Now, I’m all in favour of making clever literary allusions and judicious use of intertextuality: Chaucer and Shakespeare both did it to great effect, so it’s hard to argue that one. Dean, however, is not a Chaucer or a Shakespeare. They wrote works that are brilliant in their own right and the allusions and quotations to other texts serve to illuminate and expand upon the message of their own writing, whereas in this book the clever lines from other people are a substitute for the text doing anything clever itself. In fact, there’s no space for any original intelligence, so full is this book of thoughts, ideas and words borrowed from other sources. I felt that it uses other people’s brilliance to disguise its own lack thereof, and also as a way for the author to show of how many famous books she’s read. It all came across as rather self-indulgent and didn’t sit well with me.
It’s going to come as no surprise that this book will be searching for a new home soon. Why is it always the books with the prettiest cover art that are the most disappointing this year?
Tam Lin by Pamela Dean. Published by Tor, 1992, pp. 468. Originally published in 1990.
5 Responses to “‘Tam Lin’ by Pamela Dean”
Comment from oldenglishrose
Time March 30, 2011 at 12:45 pm
An awful lot of people have loved it, so don’t let the fact that I didn’t put you off. At least if you don’t like it you won’t be quite as disappointed as I was!
Comment from bwyrm
Time April 3, 2011 at 8:33 pm
This review makes me sad, as I am a huge fan of both the ballad and this reinterpretation of it. Oh well, I guess it’s a question of personal preference!
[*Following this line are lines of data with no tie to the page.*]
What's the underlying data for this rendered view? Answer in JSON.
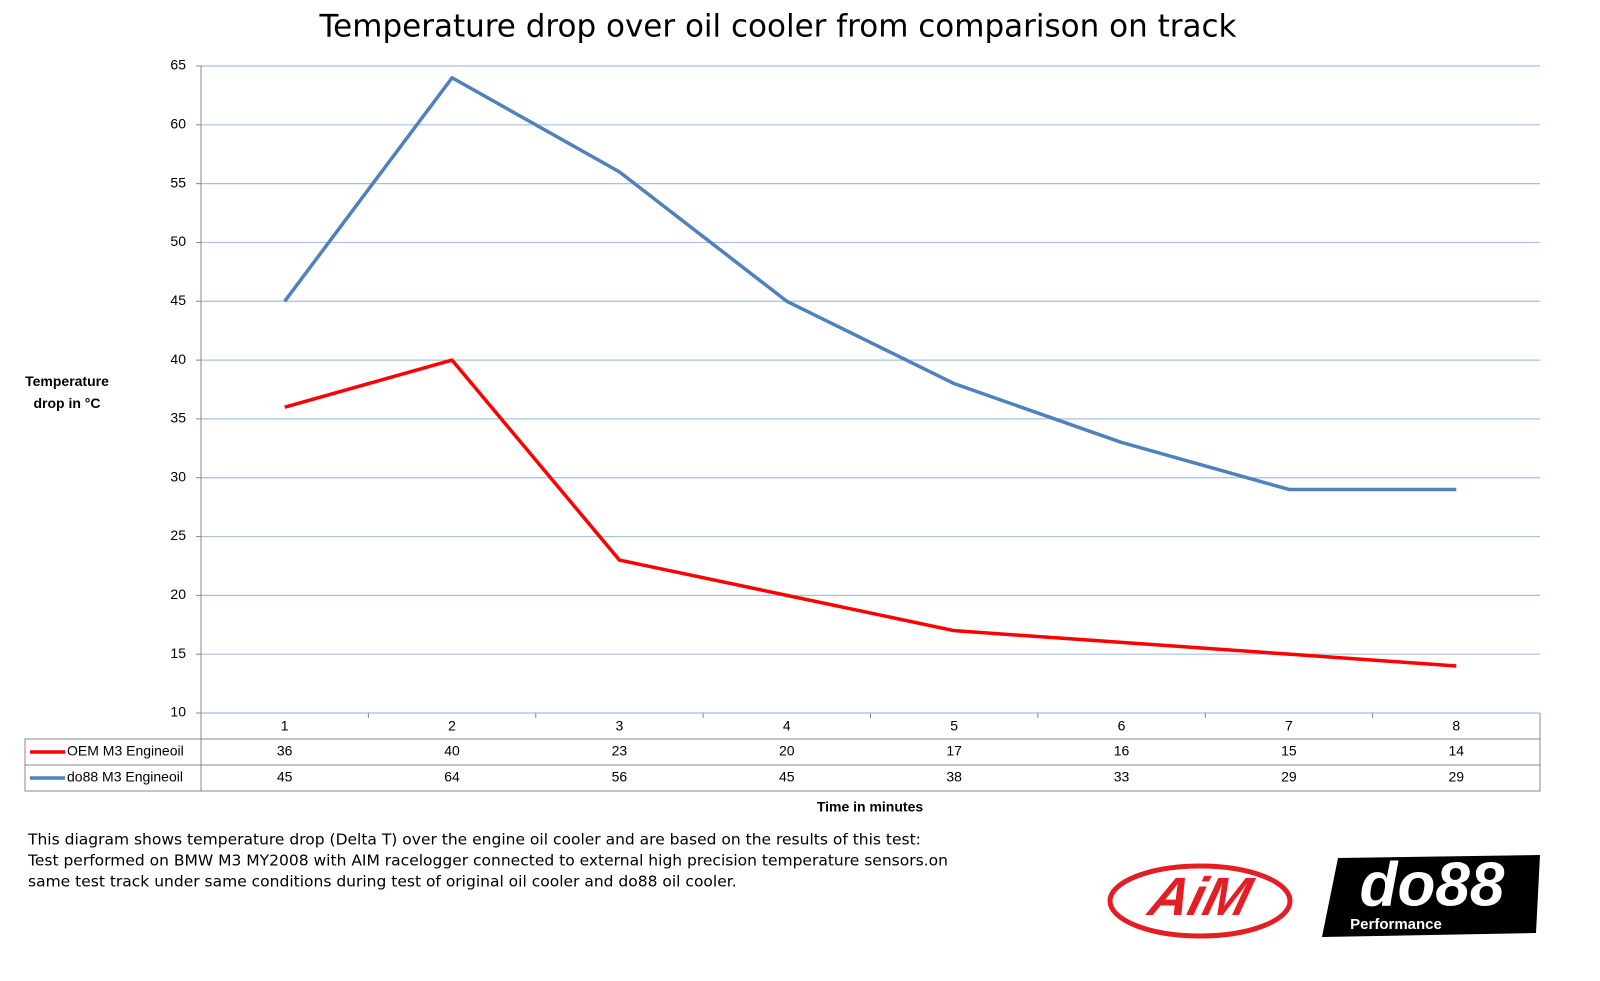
{
  "chart_data": {
    "type": "line",
    "title": "Temperature drop over oil cooler from comparison on track",
    "y_label": "Temperature drop in °C",
    "x_label": "Time in minutes",
    "categories": [
      "1",
      "2",
      "3",
      "4",
      "5",
      "6",
      "7",
      "8"
    ],
    "series": [
      {
        "name": "OEM M3 Engineoil",
        "color": "#ff0000",
        "values": [
          36,
          40,
          23,
          20,
          17,
          16,
          15,
          14
        ]
      },
      {
        "name": "do88 M3 Engineoil",
        "color": "#4f81bd",
        "values": [
          45,
          64,
          56,
          45,
          38,
          33,
          29,
          29
        ]
      }
    ],
    "ylim": [
      10,
      65
    ],
    "yticks": [
      10,
      15,
      20,
      25,
      30,
      35,
      40,
      45,
      50,
      55,
      60,
      65
    ],
    "grid": true,
    "footnote": [
      "This diagram shows temperature drop (Delta T) over the engine oil cooler and are based on the results of this test:",
      "Test performed on BMW M3 MY2008 with AIM racelogger connected to external high precision temperature sensors.on",
      "same test track under same conditions during test of original oil cooler and do88 oil cooler."
    ],
    "logos": [
      "AiM",
      "do88",
      "Performance"
    ]
  }
}
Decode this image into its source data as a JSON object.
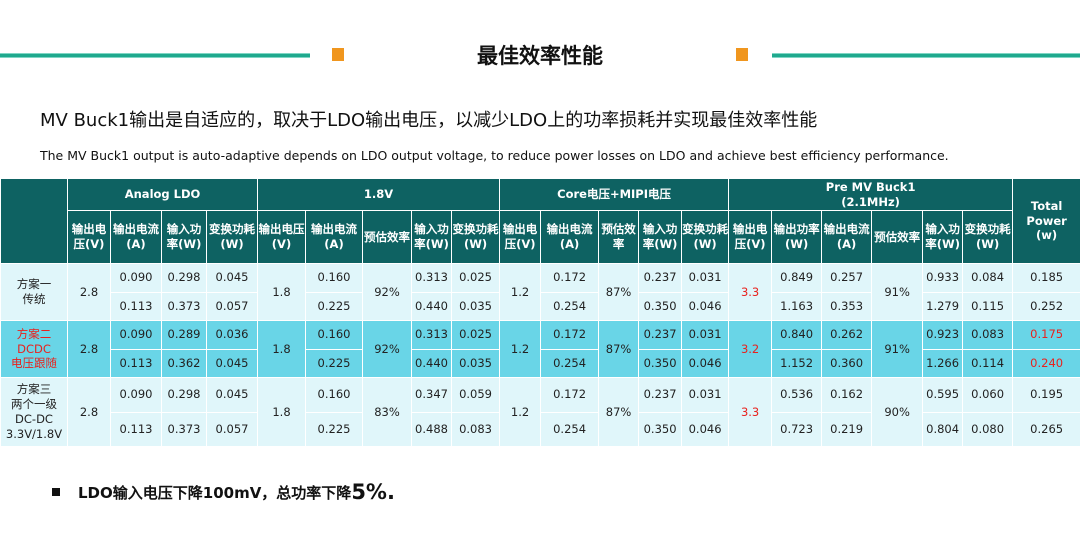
{
  "title": "最佳效率性能",
  "subtitle_cn": "MV Buck1输出是自适应的，取决于LDO输出电压，以减少LDO上的功率损耗并实现最佳效率性能",
  "subtitle_en": "The MV Buck1 output is auto-adaptive depends on LDO output voltage, to reduce power losses on LDO and achieve best efficiency performance.",
  "colors": {
    "header": "#0e6262",
    "row": "#e0f6fa",
    "highlight": "#69d5e7",
    "accent_red": "#e8221e",
    "rule": "#20a98e",
    "marker": "#f0961e"
  },
  "table": {
    "groups": [
      "Analog LDO",
      "1.8V",
      "Core电压+MIPI电压",
      "Pre MV Buck1\n(2.1MHz)",
      "Total Power\n(w)"
    ],
    "columns": [
      "输出电压(V)",
      "输出电流(A)",
      "输入功率(W)",
      "变换功耗(W)",
      "输出电压(V)",
      "输出电流(A)",
      "预估效率",
      "输入功率(W)",
      "变换功耗(W)",
      "输出电压(V)",
      "输出电流(A)",
      "预估效率",
      "输入功率(W)",
      "变换功耗(W)",
      "输出电压(V)",
      "输出功率(W)",
      "输出电流(A)",
      "预估效率",
      "输入功率(W)",
      "变换功耗(W)"
    ],
    "schemes": [
      {
        "label": "方案一\n传统",
        "highlight": false,
        "label_red": false,
        "total_red": false,
        "ldo_vout": "2.8",
        "v18_vout": "1.8",
        "v18_eff": "92%",
        "core_vout": "1.2",
        "core_eff": "87%",
        "pre_vout": "3.3",
        "pre_eff": "91%",
        "rows": [
          [
            "0.090",
            "0.298",
            "0.045",
            "0.160",
            "0.313",
            "0.025",
            "0.172",
            "0.237",
            "0.031",
            "0.849",
            "0.257",
            "0.933",
            "0.084",
            "0.185"
          ],
          [
            "0.113",
            "0.373",
            "0.057",
            "0.225",
            "0.440",
            "0.035",
            "0.254",
            "0.350",
            "0.046",
            "1.163",
            "0.353",
            "1.279",
            "0.115",
            "0.252"
          ]
        ]
      },
      {
        "label": "方案二\nDCDC\n电压跟随",
        "highlight": true,
        "label_red": true,
        "total_red": true,
        "ldo_vout": "2.8",
        "v18_vout": "1.8",
        "v18_eff": "92%",
        "core_vout": "1.2",
        "core_eff": "87%",
        "pre_vout": "3.2",
        "pre_eff": "91%",
        "rows": [
          [
            "0.090",
            "0.289",
            "0.036",
            "0.160",
            "0.313",
            "0.025",
            "0.172",
            "0.237",
            "0.031",
            "0.840",
            "0.262",
            "0.923",
            "0.083",
            "0.175"
          ],
          [
            "0.113",
            "0.362",
            "0.045",
            "0.225",
            "0.440",
            "0.035",
            "0.254",
            "0.350",
            "0.046",
            "1.152",
            "0.360",
            "1.266",
            "0.114",
            "0.240"
          ]
        ]
      },
      {
        "label": "方案三\n两个一级\nDC-DC\n3.3V/1.8V",
        "highlight": false,
        "label_red": false,
        "total_red": false,
        "ldo_vout": "2.8",
        "v18_vout": "1.8",
        "v18_eff": "83%",
        "core_vout": "1.2",
        "core_eff": "87%",
        "pre_vout": "3.3",
        "pre_eff": "90%",
        "rows": [
          [
            "0.090",
            "0.298",
            "0.045",
            "0.160",
            "0.347",
            "0.059",
            "0.172",
            "0.237",
            "0.031",
            "0.536",
            "0.162",
            "0.595",
            "0.060",
            "0.195"
          ],
          [
            "0.113",
            "0.373",
            "0.057",
            "0.225",
            "0.488",
            "0.083",
            "0.254",
            "0.350",
            "0.046",
            "0.723",
            "0.219",
            "0.804",
            "0.080",
            "0.265"
          ]
        ]
      }
    ]
  },
  "note": {
    "text": "LDO输入电压下降100mV，总功率下降",
    "value": "5%."
  }
}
Comment from oldenglishrose
Time April 6, 2011 at 10:43 pm
This is just one of those occasions on which the majority and I heartily disagree. There are lots of books out there that I love that others don’t though, so it takes all sorts.
Pingback from » Rereading Tam Lin
Time January 16, 2012 at 9:33 am
[...] Someone whose review I read complained that real students don’t talk in quotations and allusions, the way that the ones in the book do; but I have daughters aged sixteen and almost eighteen and I can confirm that they do, though mine haven’t read enough Shakespeare to use that. Moreover, some of the people she’s complaining about aren’t exactly twentieth-century students, but she lost interest in the book before she found that out. It’s lots of foreshadowing, and at the end things fall into place– though shakily, because the ending seems rushed. Also, not everything falls into place: what happens to Molly whose boyfriend is– well, not exactly a twentieth-century student? What happens to Tina who almost literally falls by the wayside? [...]
Comment from PolishOutlander
Time March 27, 2011 at 11:05 pm
I’ve had this book on my shelf for quite some time, with a drastically different cover. When I look at it, I think “Why did I buy this?” Mostly because I am very unfamiliar with the fairy tale. Although, I have a feeling, based on what you wrote, that it will be some more time before I read it.